# Practical Pipeline with Model Evaluation

In real-world machine learning, we combine **data preprocessing, model training, hyperparameter tuning, and evaluation** into a single pipeline.

## Why Use Pipelines?
- Keeps code **clean and modular**.
- Ensures that preprocessing (e.g., scaling, encoding) is applied consistently during training and testing.
- Integrates with **cross-validation** and hyperparameter tuning.


In [None]:
# Example: Pipeline with StandardScaler + Logistic Regression + Cross-Validation
from sklearn.datasets import load_breast_cancer
from sklearn.model_selection import train_test_split, cross_val_score
from sklearn.preprocessing import StandardScaler
from sklearn.pipeline import Pipeline
from sklearn.linear_model import LogisticRegression
import numpy as np

# Load dataset
data = load_breast_cancer()
X, y = data.data, data.target

# Train-test split
X_train, X_test, y_train, y_test = train_test_split(X, y, test_size=0.2, random_state=42)

# Define pipeline
pipeline = Pipeline([
    ('scaler', StandardScaler()),
    ('model', LogisticRegression(max_iter=500))
])

# Cross-validation evaluation
scores = cross_val_score(pipeline, X_train, y_train, cv=5, scoring='accuracy')
print("Cross-Validation Accuracy: %.3f ± %.3f" % (np.mean(scores), np.std(scores)))
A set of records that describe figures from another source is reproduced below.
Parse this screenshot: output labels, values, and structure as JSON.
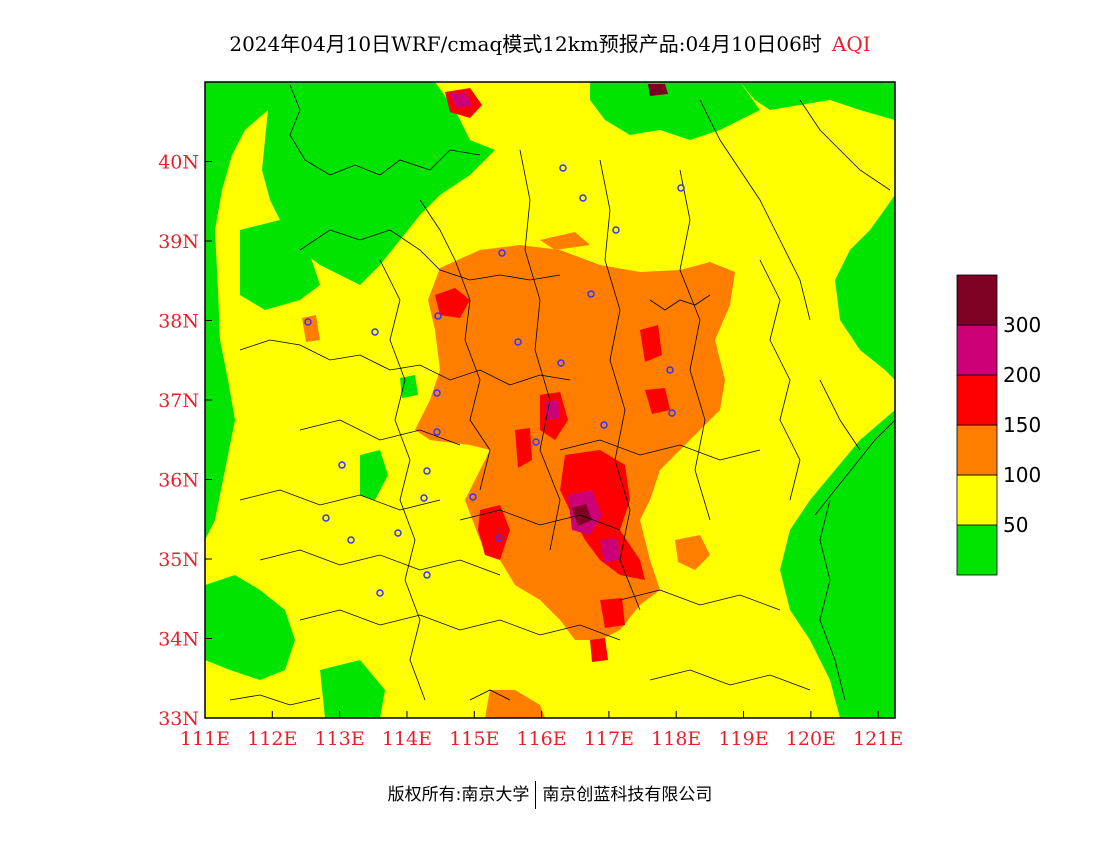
{
  "title": {
    "main": "2024年04月10日WRF/cmaq模式12km预报产品:04月10日06时",
    "tag": "AQI"
  },
  "map": {
    "lon_labels": [
      "111E",
      "112E",
      "113E",
      "114E",
      "115E",
      "116E",
      "117E",
      "118E",
      "119E",
      "120E",
      "121E"
    ],
    "lat_labels": [
      "33N",
      "34N",
      "35N",
      "36N",
      "37N",
      "38N",
      "39N",
      "40N"
    ],
    "lon_range": [
      111,
      121.25
    ],
    "lat_range": [
      33,
      41
    ],
    "label_color": "#e8202a"
  },
  "legend": {
    "bins": [
      {
        "label": "50",
        "color": "#00e400"
      },
      {
        "label": "100",
        "color": "#ffff00"
      },
      {
        "label": "150",
        "color": "#ff7e00"
      },
      {
        "label": "200",
        "color": "#ff0000"
      },
      {
        "label": "300",
        "color": "#cc0077"
      },
      {
        "label": "",
        "color": "#7e0023"
      }
    ]
  },
  "colors": {
    "good": "#00e400",
    "moderate": "#ffff00",
    "usg": "#ff7e00",
    "unhealthy": "#ff0000",
    "very_unhealthy": "#cc0077",
    "hazardous": "#7e0023",
    "station_marker": "#3333ff"
  },
  "footer": {
    "left": "版权所有:南京大学",
    "right": "南京创蓝科技有限公司"
  }
}
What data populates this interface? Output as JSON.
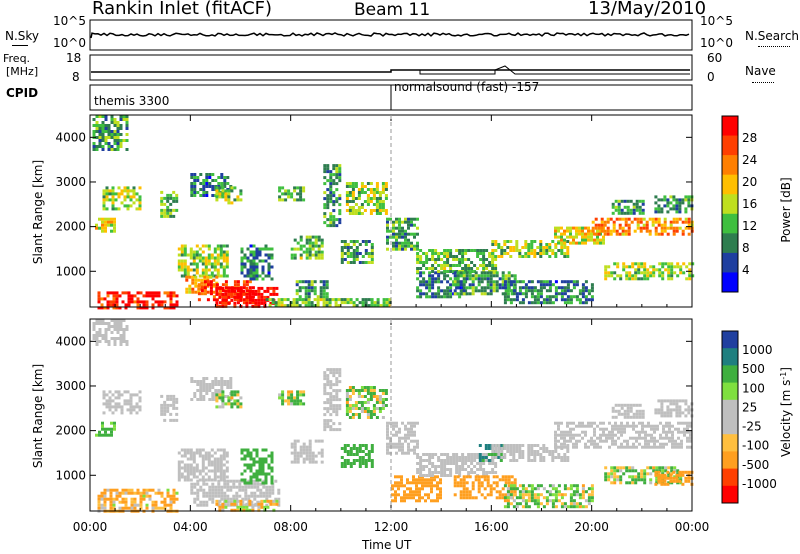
{
  "header": {
    "station": "Rankin Inlet (fitACF)",
    "beam": "Beam 11",
    "date": "13/May/2010"
  },
  "summary": {
    "nsky_label": "N.Sky",
    "nsky_tick_top": "10^5",
    "nsky_tick_bottom": "10^0",
    "nsearch_label": "N.Search",
    "nsearch_tick_top": "10^5",
    "nsearch_tick_bottom": "10^0",
    "freq_label_1": "Freq.",
    "freq_label_2": "[MHz]",
    "freq_tick_top": "18",
    "freq_tick_bottom": "8",
    "nave_label": "Nave",
    "nave_tick_top": "60",
    "nave_tick_bottom": "0",
    "cpid_label": "CPID",
    "programs": [
      {
        "name": "themis 3300",
        "start_hour": 0.0
      },
      {
        "name": "normalsound (fast) -157",
        "start_hour": 12.0
      }
    ]
  },
  "colors": {
    "power_scale": [
      "#0000ff",
      "#1f3f9f",
      "#2e7d4f",
      "#3fbf3f",
      "#bfdf1f",
      "#ffbf00",
      "#ff7f00",
      "#ff3f00",
      "#ff0000"
    ],
    "velocity_scale": [
      "#ff0000",
      "#ff4000",
      "#ff9f1f",
      "#ffbf3f",
      "#bfbfbf",
      "#bfbfbf",
      "#7fdf3f",
      "#3faf3f",
      "#1f7f7f",
      "#1f3f9f"
    ]
  },
  "chart_data": [
    {
      "type": "heatmap",
      "panel": "power",
      "xlabel": "",
      "ylabel": "Slant Range [km]",
      "x_unit": "hour UT",
      "xlim": [
        0,
        24
      ],
      "ylim": [
        200,
        4500
      ],
      "yticks": [
        1000,
        2000,
        3000,
        4000
      ],
      "xtick_labels": [
        "00:00",
        "04:00",
        "08:00",
        "12:00",
        "16:00",
        "20:00",
        "00:00"
      ],
      "colorbar": {
        "label": "Power [dB]",
        "ticks": [
          "4",
          "8",
          "12",
          "16",
          "20",
          "24",
          "28"
        ],
        "range": [
          0,
          30
        ]
      },
      "series": [
        {
          "t0": 0.1,
          "t1": 1.5,
          "r0": 3700,
          "r1": 4500,
          "value": 10
        },
        {
          "t0": 0.2,
          "t1": 1.0,
          "r0": 1900,
          "r1": 2200,
          "value": 16
        },
        {
          "t0": 0.3,
          "t1": 3.5,
          "r0": 200,
          "r1": 550,
          "value": 27
        },
        {
          "t0": 0.5,
          "t1": 2.0,
          "r0": 2400,
          "r1": 2900,
          "value": 14
        },
        {
          "t0": 2.8,
          "t1": 3.5,
          "r0": 2200,
          "r1": 2800,
          "value": 12
        },
        {
          "t0": 3.5,
          "t1": 5.5,
          "r0": 900,
          "r1": 1600,
          "value": 14
        },
        {
          "t0": 3.8,
          "t1": 5.0,
          "r0": 500,
          "r1": 900,
          "value": 20
        },
        {
          "t0": 4.0,
          "t1": 5.6,
          "r0": 2700,
          "r1": 3200,
          "value": 8
        },
        {
          "t0": 4.3,
          "t1": 6.5,
          "r0": 300,
          "r1": 800,
          "value": 25
        },
        {
          "t0": 5.0,
          "t1": 7.5,
          "r0": 200,
          "r1": 650,
          "value": 29
        },
        {
          "t0": 5.0,
          "t1": 6.0,
          "r0": 2500,
          "r1": 2900,
          "value": 14
        },
        {
          "t0": 6.0,
          "t1": 7.2,
          "r0": 800,
          "r1": 1600,
          "value": 8
        },
        {
          "t0": 7.5,
          "t1": 8.5,
          "r0": 2600,
          "r1": 2900,
          "value": 12
        },
        {
          "t0": 7.0,
          "t1": 12.0,
          "r0": 200,
          "r1": 400,
          "value": 12
        },
        {
          "t0": 8.0,
          "t1": 9.2,
          "r0": 1300,
          "r1": 1800,
          "value": 12
        },
        {
          "t0": 8.2,
          "t1": 9.5,
          "r0": 400,
          "r1": 800,
          "value": 10
        },
        {
          "t0": 9.3,
          "t1": 10.0,
          "r0": 2000,
          "r1": 3400,
          "value": 10
        },
        {
          "t0": 10.0,
          "t1": 11.3,
          "r0": 1200,
          "r1": 1700,
          "value": 10
        },
        {
          "t0": 10.2,
          "t1": 11.8,
          "r0": 2300,
          "r1": 3000,
          "value": 14
        },
        {
          "t0": 11.8,
          "t1": 13.0,
          "r0": 1500,
          "r1": 2200,
          "value": 10
        },
        {
          "t0": 13.0,
          "t1": 15.0,
          "r0": 400,
          "r1": 1000,
          "value": 8
        },
        {
          "t0": 13.0,
          "t1": 16.2,
          "r0": 1000,
          "r1": 1500,
          "value": 12
        },
        {
          "t0": 14.5,
          "t1": 17.0,
          "r0": 500,
          "r1": 1000,
          "value": 10
        },
        {
          "t0": 16.0,
          "t1": 19.0,
          "r0": 1300,
          "r1": 1700,
          "value": 14
        },
        {
          "t0": 16.5,
          "t1": 20.0,
          "r0": 300,
          "r1": 800,
          "value": 8
        },
        {
          "t0": 18.5,
          "t1": 20.5,
          "r0": 1600,
          "r1": 2000,
          "value": 16
        },
        {
          "t0": 20.0,
          "t1": 24.0,
          "r0": 1800,
          "r1": 2200,
          "value": 21
        },
        {
          "t0": 20.5,
          "t1": 24.0,
          "r0": 800,
          "r1": 1200,
          "value": 14
        },
        {
          "t0": 20.8,
          "t1": 22.0,
          "r0": 2300,
          "r1": 2600,
          "value": 10
        },
        {
          "t0": 22.5,
          "t1": 24.0,
          "r0": 2300,
          "r1": 2700,
          "value": 10
        }
      ]
    },
    {
      "type": "heatmap",
      "panel": "velocity",
      "xlabel": "Time UT",
      "ylabel": "Slant Range [km]",
      "x_unit": "hour UT",
      "xlim": [
        0,
        24
      ],
      "ylim": [
        200,
        4500
      ],
      "yticks": [
        1000,
        2000,
        3000,
        4000
      ],
      "xtick_labels": [
        "00:00",
        "04:00",
        "08:00",
        "12:00",
        "16:00",
        "20:00",
        "00:00"
      ],
      "colorbar": {
        "label": "Velocity [m s^-1]",
        "ticks": [
          "1000",
          "500",
          "100",
          "25",
          "-25",
          "-100",
          "-500",
          "-1000"
        ]
      },
      "series": [
        {
          "t0": 0.1,
          "t1": 1.5,
          "r0": 3900,
          "r1": 4500,
          "value": 0
        },
        {
          "t0": 0.2,
          "t1": 1.0,
          "r0": 1900,
          "r1": 2200,
          "value": 250
        },
        {
          "t0": 0.3,
          "t1": 3.5,
          "r0": 200,
          "r1": 700,
          "value": -150
        },
        {
          "t0": 0.5,
          "t1": 2.0,
          "r0": 2400,
          "r1": 2900,
          "value": 0
        },
        {
          "t0": 2.8,
          "t1": 3.5,
          "r0": 2200,
          "r1": 2800,
          "value": 0
        },
        {
          "t0": 3.5,
          "t1": 5.5,
          "r0": 900,
          "r1": 1600,
          "value": 0
        },
        {
          "t0": 4.0,
          "t1": 7.5,
          "r0": 300,
          "r1": 900,
          "value": 0
        },
        {
          "t0": 5.0,
          "t1": 7.5,
          "r0": 200,
          "r1": 450,
          "value": -100
        },
        {
          "t0": 4.0,
          "t1": 5.6,
          "r0": 2700,
          "r1": 3200,
          "value": 0
        },
        {
          "t0": 5.0,
          "t1": 6.0,
          "r0": 2500,
          "r1": 2900,
          "value": 80
        },
        {
          "t0": 6.0,
          "t1": 7.2,
          "r0": 800,
          "r1": 1600,
          "value": 300
        },
        {
          "t0": 7.5,
          "t1": 8.5,
          "r0": 2600,
          "r1": 2900,
          "value": 80
        },
        {
          "t0": 8.0,
          "t1": 9.2,
          "r0": 1300,
          "r1": 1800,
          "value": 0
        },
        {
          "t0": 9.3,
          "t1": 10.0,
          "r0": 2000,
          "r1": 3400,
          "value": 0
        },
        {
          "t0": 10.0,
          "t1": 11.3,
          "r0": 1200,
          "r1": 1700,
          "value": 300
        },
        {
          "t0": 10.2,
          "t1": 11.8,
          "r0": 2300,
          "r1": 3000,
          "value": 80
        },
        {
          "t0": 11.8,
          "t1": 13.0,
          "r0": 1500,
          "r1": 2200,
          "value": 0
        },
        {
          "t0": 12.0,
          "t1": 14.0,
          "r0": 400,
          "r1": 1000,
          "value": -300
        },
        {
          "t0": 13.0,
          "t1": 16.2,
          "r0": 1000,
          "r1": 1500,
          "value": 0
        },
        {
          "t0": 14.5,
          "t1": 17.0,
          "r0": 500,
          "r1": 1000,
          "value": -300
        },
        {
          "t0": 15.5,
          "t1": 16.5,
          "r0": 1300,
          "r1": 1700,
          "value": 600
        },
        {
          "t0": 16.0,
          "t1": 19.0,
          "r0": 1300,
          "r1": 1700,
          "value": 0
        },
        {
          "t0": 16.5,
          "t1": 20.0,
          "r0": 300,
          "r1": 800,
          "value": 80
        },
        {
          "t0": 18.5,
          "t1": 24.0,
          "r0": 1600,
          "r1": 2200,
          "value": 0
        },
        {
          "t0": 20.5,
          "t1": 23.5,
          "r0": 800,
          "r1": 1200,
          "value": 80
        },
        {
          "t0": 22.5,
          "t1": 24.0,
          "r0": 800,
          "r1": 1100,
          "value": -300
        },
        {
          "t0": 20.8,
          "t1": 22.0,
          "r0": 2300,
          "r1": 2600,
          "value": 0
        },
        {
          "t0": 22.5,
          "t1": 24.0,
          "r0": 2300,
          "r1": 2700,
          "value": 0
        }
      ]
    }
  ]
}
# Train and evaluate on test set
pipeline.fit(X_train, y_train)
print("Test Accuracy:", pipeline.score(X_test, y_test))

## Key Takeaways
- Pipelines streamline preprocessing + modeling.
- Work seamlessly with **cross-validation** and **hyperparameter tuning**.
- Helps prevent data leakage (applying preprocessing separately on train/test).

Always use pipelines in production ML workflows.